ボンに赴任するとき、もちろん、わが家の鉄則として、さまざまな「ニッポンの味」を家庭菜園用に持ってきた。インド体験にもとづいている。
以下、妻の報告による。バルコニーのプランターで育てたうち、ミョウガは最初の夏に枯れてしまったが、三つ葉は大繁殖し隣の家のバルコニーにまで種が飛んで、ペンペン草のように生えている。日当たりが良すぎるのか微妙な香りは少ないが、茶碗蒸しなどには重宝する。
春菊、二十日大根は失敗、ニラは日本の種はだめだったが、こちらでたまたま見つけた種をまくと芽を出した。ただし、残念ながらあえて料理に使えるほど大きくはなっていない。ごくたまにわが家の食卓に乗るのは、ボンのアジア・ショップで週に1日だけ売っているものか、デュッセルドルフの日本食品店で調達したものだ。
ゴボウだってとつぜん無性に食べたくなるが、俗に「日本人以外にとっては、単なる草の根っこ」とも言われる。これを捕虜に食べさせた旧日本軍将兵は、戦後、捕虜虐待の罪に問われたという。ドイツでは本格的な日本食品店にしかなく、妻が94年の春に買ったとき、1本22マルクした。時価1,400円のゴボウ様で恐れ入った。
例の宅配会社の注文書を見ると、長イモ(約1キロ)が8マルクで500円くらい、栗カボチャ(約1・5キロ)が10マルク、650円ほどだ。
「ドイツのカボチャはきれいなオレンジで一見おいしそうだけど、水っぽくて筋っぽくて煮物にはまったくだめ」と妻は嘆く。パンプキン・パイやスープ用らしい。
ニューデリーにいた時は、プチトマトに二十日大根、大葉、カボチャが庭で大豊作だった。気候はインドよりドイツの方が日本にはるかに近いのに、「アジアの野菜はアジアで」ということなのだろうか。
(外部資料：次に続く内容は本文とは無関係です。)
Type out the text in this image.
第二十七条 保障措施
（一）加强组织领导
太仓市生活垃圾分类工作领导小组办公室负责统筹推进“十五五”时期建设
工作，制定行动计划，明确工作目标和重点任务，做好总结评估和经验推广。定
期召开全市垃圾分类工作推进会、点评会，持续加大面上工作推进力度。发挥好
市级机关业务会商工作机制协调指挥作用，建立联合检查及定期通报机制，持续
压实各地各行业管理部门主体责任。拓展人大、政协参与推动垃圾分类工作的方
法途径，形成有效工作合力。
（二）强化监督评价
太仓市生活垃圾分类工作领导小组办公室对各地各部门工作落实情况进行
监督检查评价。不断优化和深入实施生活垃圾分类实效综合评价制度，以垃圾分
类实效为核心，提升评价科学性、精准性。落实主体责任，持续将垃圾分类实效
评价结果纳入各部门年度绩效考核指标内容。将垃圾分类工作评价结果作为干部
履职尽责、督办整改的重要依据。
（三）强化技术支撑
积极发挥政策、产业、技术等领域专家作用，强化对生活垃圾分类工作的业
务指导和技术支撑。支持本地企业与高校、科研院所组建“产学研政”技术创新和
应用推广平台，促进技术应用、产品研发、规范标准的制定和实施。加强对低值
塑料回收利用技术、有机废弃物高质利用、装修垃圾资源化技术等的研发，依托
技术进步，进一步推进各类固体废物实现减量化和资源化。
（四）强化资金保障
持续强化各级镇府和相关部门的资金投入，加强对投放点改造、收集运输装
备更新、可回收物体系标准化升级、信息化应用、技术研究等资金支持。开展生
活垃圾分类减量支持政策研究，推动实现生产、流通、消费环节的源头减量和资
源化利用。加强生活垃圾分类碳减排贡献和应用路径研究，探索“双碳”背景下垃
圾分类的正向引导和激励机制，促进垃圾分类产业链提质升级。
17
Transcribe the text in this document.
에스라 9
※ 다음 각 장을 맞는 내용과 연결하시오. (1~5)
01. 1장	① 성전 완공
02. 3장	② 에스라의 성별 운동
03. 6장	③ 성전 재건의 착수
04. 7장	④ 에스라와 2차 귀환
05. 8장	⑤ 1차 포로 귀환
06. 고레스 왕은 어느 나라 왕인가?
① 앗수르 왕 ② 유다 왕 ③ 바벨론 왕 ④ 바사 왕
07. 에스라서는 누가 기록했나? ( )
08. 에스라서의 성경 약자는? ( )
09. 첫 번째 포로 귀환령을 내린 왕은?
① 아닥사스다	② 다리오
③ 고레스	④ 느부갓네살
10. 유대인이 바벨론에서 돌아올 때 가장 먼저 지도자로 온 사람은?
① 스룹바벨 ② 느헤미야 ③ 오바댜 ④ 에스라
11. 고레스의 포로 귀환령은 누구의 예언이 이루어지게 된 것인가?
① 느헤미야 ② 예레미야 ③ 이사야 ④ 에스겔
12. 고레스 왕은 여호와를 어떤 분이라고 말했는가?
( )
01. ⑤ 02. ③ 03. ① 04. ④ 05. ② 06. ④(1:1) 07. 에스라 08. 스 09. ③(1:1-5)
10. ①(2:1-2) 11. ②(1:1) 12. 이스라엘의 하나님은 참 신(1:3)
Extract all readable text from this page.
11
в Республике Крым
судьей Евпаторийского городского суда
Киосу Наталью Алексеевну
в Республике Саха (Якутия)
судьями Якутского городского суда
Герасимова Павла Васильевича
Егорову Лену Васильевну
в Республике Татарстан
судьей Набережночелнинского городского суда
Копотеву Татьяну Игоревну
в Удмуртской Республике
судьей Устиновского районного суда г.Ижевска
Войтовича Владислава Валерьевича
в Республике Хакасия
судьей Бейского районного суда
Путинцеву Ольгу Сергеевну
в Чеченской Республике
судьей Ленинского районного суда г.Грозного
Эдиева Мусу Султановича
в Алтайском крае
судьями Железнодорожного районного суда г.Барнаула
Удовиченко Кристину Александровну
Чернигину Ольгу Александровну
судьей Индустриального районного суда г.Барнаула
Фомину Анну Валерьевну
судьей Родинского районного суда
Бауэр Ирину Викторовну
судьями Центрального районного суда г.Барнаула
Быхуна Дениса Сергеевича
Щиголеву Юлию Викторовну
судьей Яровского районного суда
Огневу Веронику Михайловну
そういえば、春菊はどちらの国でも「花」として栽培されている。これを野菜として食べようと思うと、宅配でかなりの値が張る。ニューデリーのわが家の庭で、妻が青々とした春菊を収穫していると、「庭師のおじさんがけげんな顔をしていた」という。
ボン・ライン河畔の大公園ラインアウェの花壇にも春菊が咲いていた。「よっぽど摘んで帰ろうかと思ったけど、葉が育ちすぎてたのでやめた」と妻は告白する。
ボンでは未遂に終わったが、パリでは「花盗人」をやってしまった。
「だから花の都って言うのかなあ」
英仏海峡トンネルをくぐって走る開通まもない超特急ユーロスターの車内で、ぼくはつい馬鹿なことを口にした。
パリからロンドンまで、3時間足らずで着く。アパートメント式ホテル、日本でいうウィークリーマンションのような宿に落ちついたのは、夜の10時をすぎていた。
コンビニエンス・ストアで買ったキュウリとレタス、生ハムに刻んだ赤ジソをかけて、盗っ人の一味は舌鼓を打った。後ろめたさが、隠し味になっていた。